Another direction my post-doctoral research would like to travel concerns choices about food-life styles as a form of lived-religion or lived ritual living. It’s really not far jump from sex to food afterall!
What I find fascinating about food as lived ritual performance is that in the United States, similar food choices are being engaged with fierce commitments by both liberally and conservatively identified communities. Of these two, I see the conservative engagement of whole foods and organic food movements as particularly unacknowledged and understudied. I have become aware of a strong current with fundamentalist Christian communities that favors whole foods, organic foods, and alternative economic systems for distributing such foods to increasingly larger and larger numbers of people.
As someone whose personal politics have gravitated to third parties and the in-between spaces of our increasingly polarizing political climate, I am drawn to the potential that foodways have to define a public space where different ideological commitments to a shared set of practices can work together because the ends they pursue together are so similar. Moreover, I suspect that their politically distinct ideologies from both sides can be constructively sublimated to the befit of the body politic as well as the particular interests of both sides.
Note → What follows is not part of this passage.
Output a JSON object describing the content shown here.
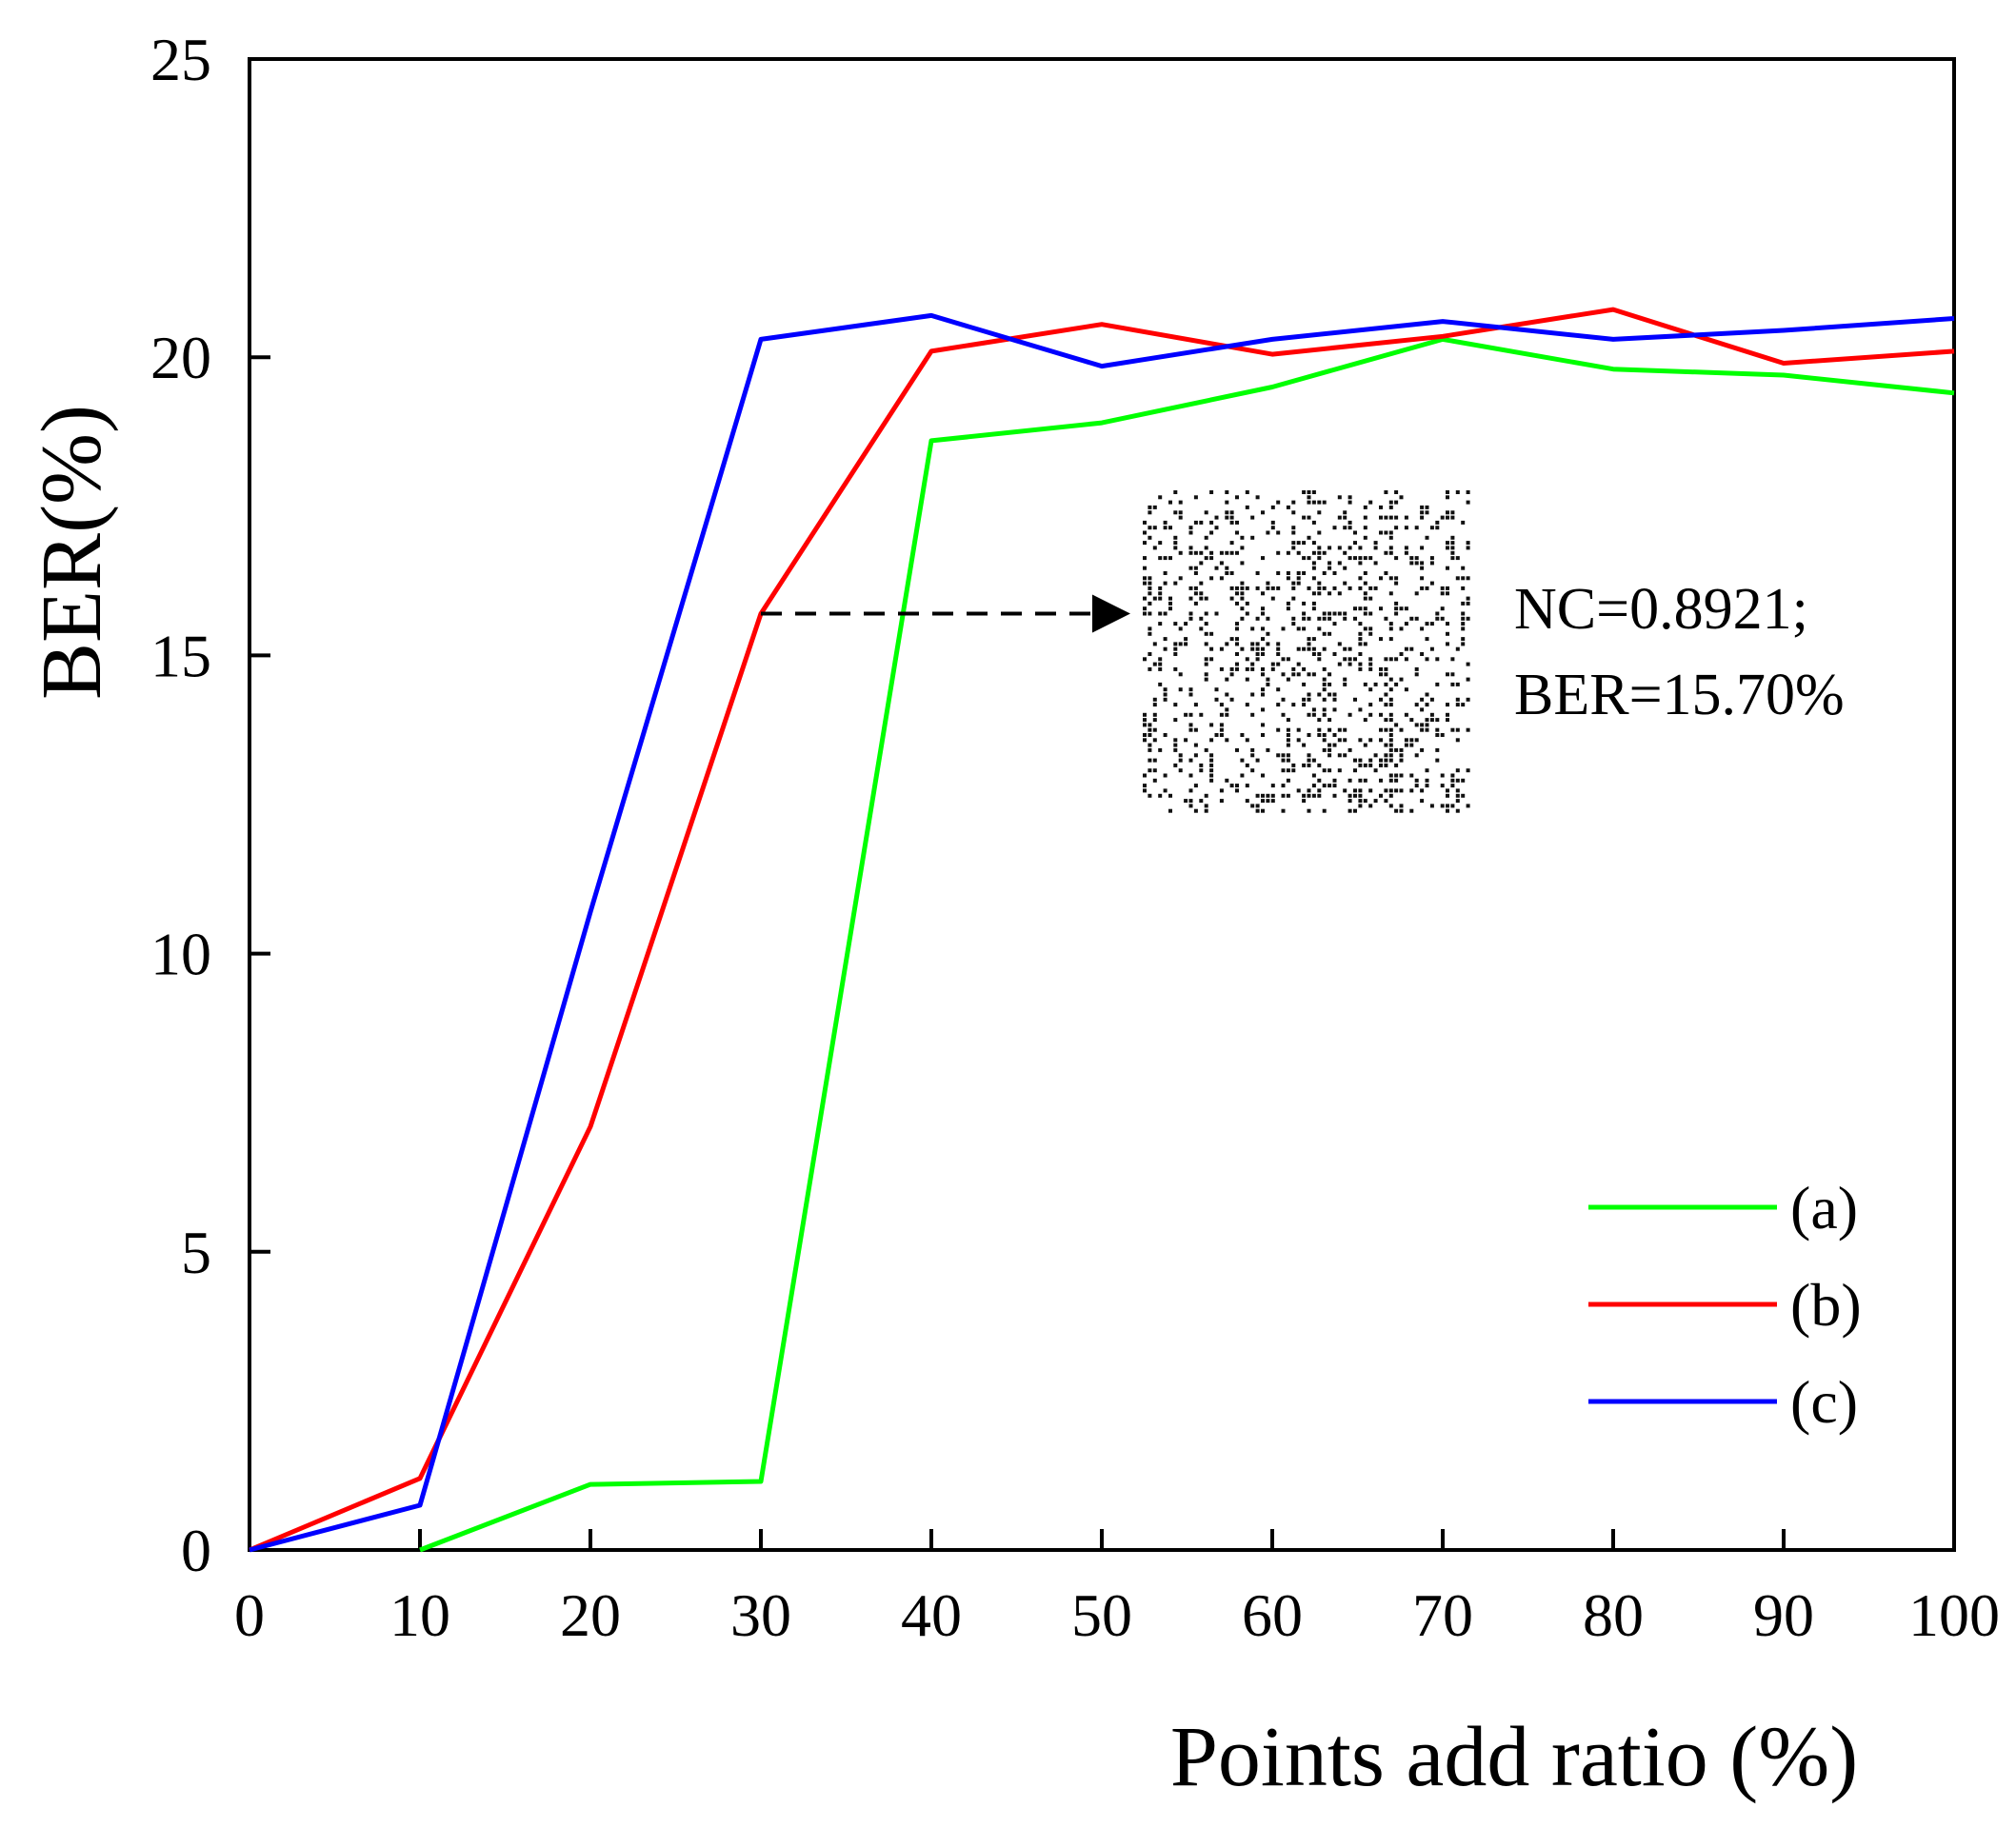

For example, among more liberally identifying whole/organic food advocates, communal, urban gardens are the favored means of promoting awareness and distributing such produce. Among the more conservative identifying whole/organic food advocates, the individual rural and outer-suburban homesteading movement is the favored means of gaining and maintain access to such food. Both groups are seeking sustainable, and alternative economic models for whole and organic foods lifestyle; but they are seeking these in radically different geo-social economic spaces. Of course, the middle ground of community garden plots where individuals can rent garden space is yet another -arguably more conventional economic model, and one that doesn’t necessarily stipulate organic farm production. Outside these models, there are also movements within Native American Indian communities to revive their own traditional foods and agricultural practices. In the Southwest, where I am currently based, this includes radically different farming practices such as the sunken bed and flood harvesting techniques.
Behind all these approaches that get whole and organic foods to peoples’ plates, there are distinct religio-cultural priorities and commitments. What potential is there for these various approaches to join forces? To what degree are these groups’ end-goals and methods shared and complementary? Will their diverse religio-ideological commitments support or resist coalitional work to reform foodways across the USA?